Page vérifiée en juin 2007
Référence : Bulletin Officiel des
Impôts 13 L-5-04 du 19 octobre 2004
Au sommaire de cet
article :
- Les conditions de la garantie
- Portée de la garantie
- Modèle de demande relative
à l'habilitation des organismes à recevoir des dons et délivrer
des reçus fiscaux
- Procédure de rescrit et
associations cultuelles
- Modèle de demande relative
à l'habilitation des associations cultuelles à recevoir
des dons et délivrer des reçus fiscaux
Nous l'écrivons souvent : certains dirigeants imaginent
que toute association peut délivrer des reçus fiscaux à
ses donateurs. Il n'en est rien.
Les conséquences de cette erreur peuvent être
très lourdes financièrement, tant pour l'association que
pour les dirigeants
En effet, l'article 1740 A du Code Général
des Impôts fixe l'amende fiscale à 25% des sommes indûment
mentionnées sur les reçus fiscaux ! De plus, les dirigeants
de droit ou de fait qui étaient en fonction au moment de la délivrance
de ces reçus sont solidairement responsables du paiement de l'amende,
si leur mauvaise foi est établie.
Seuls certains organismes peuvent délivrer
des attestations de versements ouvrant droit à un avantage fiscal.

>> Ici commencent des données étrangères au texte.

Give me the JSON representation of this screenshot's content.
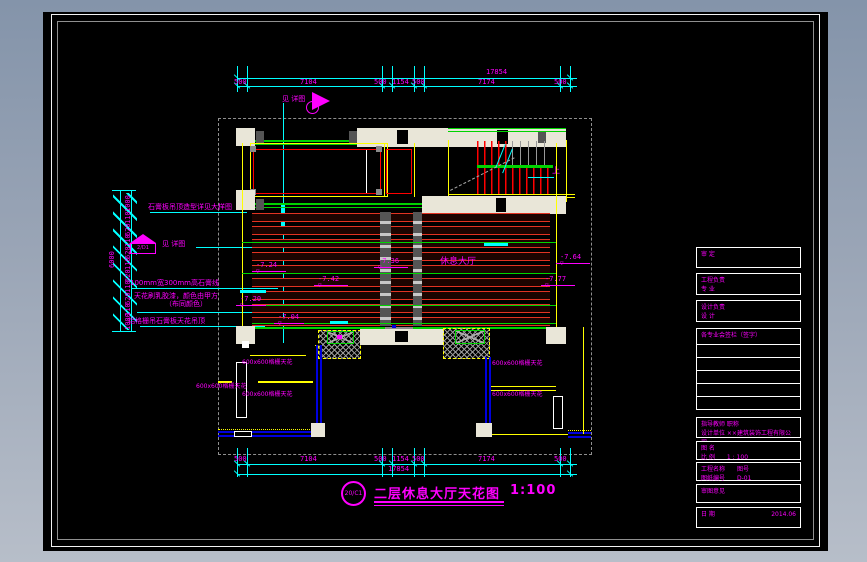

Dit autrement, seuls certains organismes " bénéficient
des articles 200 et 238 bis du Code Général des Impôts
".
Afin de garantir une plus grande sécurité
juridique aux organismes recevant des dons, l'article 1er de
la loi n° 2003-709 du 1er août 2003 ouvre la possibilité
à ces organismes de s'assurer auprès de l'administration
fiscale qu'ils répondent bien aux critères définis
aux articles 200 et 238 bis du code général des impôts.
Lorsque l'administration n'a pas répondu dans un
délai de six mois, l'organisme peut se prévaloir d'une réponse
positive tacite.
Les conditions de la garantie
La demande de l'organisme
L'organisme qui entend bénéficier de la
garantie doit en faire la demande auprès de l'administration
fiscale. Cette demande doit être présentée selon
un modèle fixé par voie réglementaire (voir plus
loin).
L'auteur de la demande doit être clairement
identifié et habilité
par l'organisme.
Cette demande doit comporter une présentation
précise et complète
de l'activité exercée par l'organisme ainsi que toutes
les informations nécessaires à l'administration pour apprécier
si celui-ci relève de l'une des catégories mentionnées
aux articles 200 et 238 bis du code général des impôts.

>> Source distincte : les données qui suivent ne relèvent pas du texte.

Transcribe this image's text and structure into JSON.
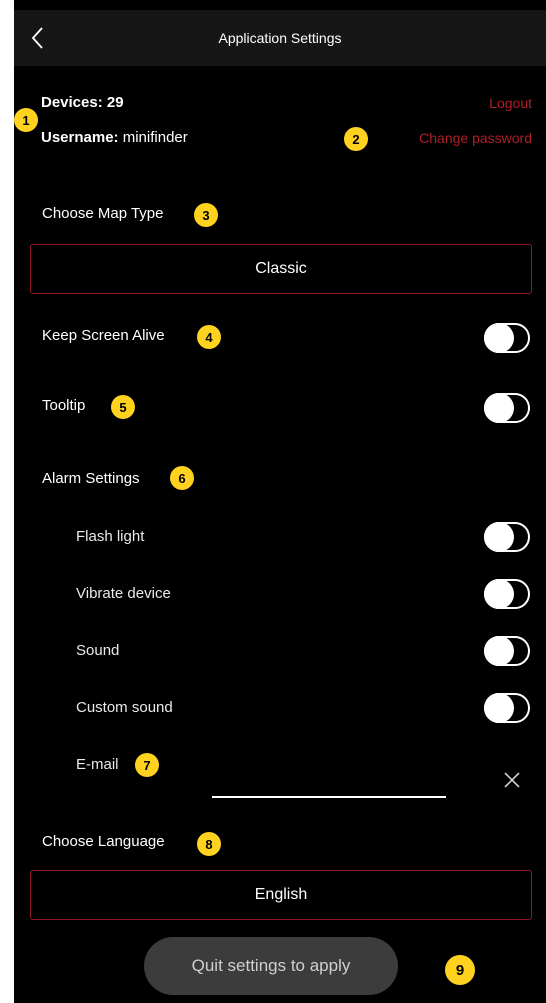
{
  "header": {
    "title": "Application Settings"
  },
  "account": {
    "devices_label": "Devices:",
    "devices_count": "29",
    "username_label": "Username:",
    "username_value": "minifinder",
    "logout_label": "Logout",
    "change_password_label": "Change password"
  },
  "map_type": {
    "label": "Choose Map Type",
    "selected": "Classic"
  },
  "keep_screen_alive": {
    "label": "Keep Screen Alive",
    "enabled": false
  },
  "tooltip": {
    "label": "Tooltip",
    "enabled": false
  },
  "alarm_settings": {
    "label": "Alarm Settings",
    "items": [
      {
        "label": "Flash light",
        "enabled": false
      },
      {
        "label": "Vibrate device",
        "enabled": false
      },
      {
        "label": "Sound",
        "enabled": false
      },
      {
        "label": "Custom sound",
        "enabled": false
      }
    ],
    "email_label": "E-mail",
    "email_value": ""
  },
  "language": {
    "label": "Choose Language",
    "selected": "English"
  },
  "apply_button": {
    "label": "Quit settings to apply"
  },
  "badges": [
    "1",
    "2",
    "3",
    "4",
    "5",
    "6",
    "7",
    "8",
    "9"
  ],
  "icons": {
    "back": "chevron-left-icon",
    "clear": "close-icon"
  },
  "colors": {
    "accent_red": "#b11e27",
    "badge_yellow": "#ffd21f",
    "background": "#000000"
  }
}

Elle doit être adressée, par
pli recommandé avec demande d'avis de réception,
à la direction des services fiscaux du siège de l'organisme.
Elle peut également faire l'objet d'un dépôt contre
décharge.
La réponse de l'administration
La date de réception de la demande de l'organisme
par le service constitue le point de départ du délai de
réponse, fixé à six mois.
Lorsque la demande parvient à un service géographiquement
ou matériellement incompétent, celui-ci, saisi à
tort, la transmet au service compétent pour statuer. Dans cette
circonstance, le délai de six mois court à compter de
la réception de la demande par la direction des services fiscaux
compétente.
L'auteur de la demande est informé de cette transmission.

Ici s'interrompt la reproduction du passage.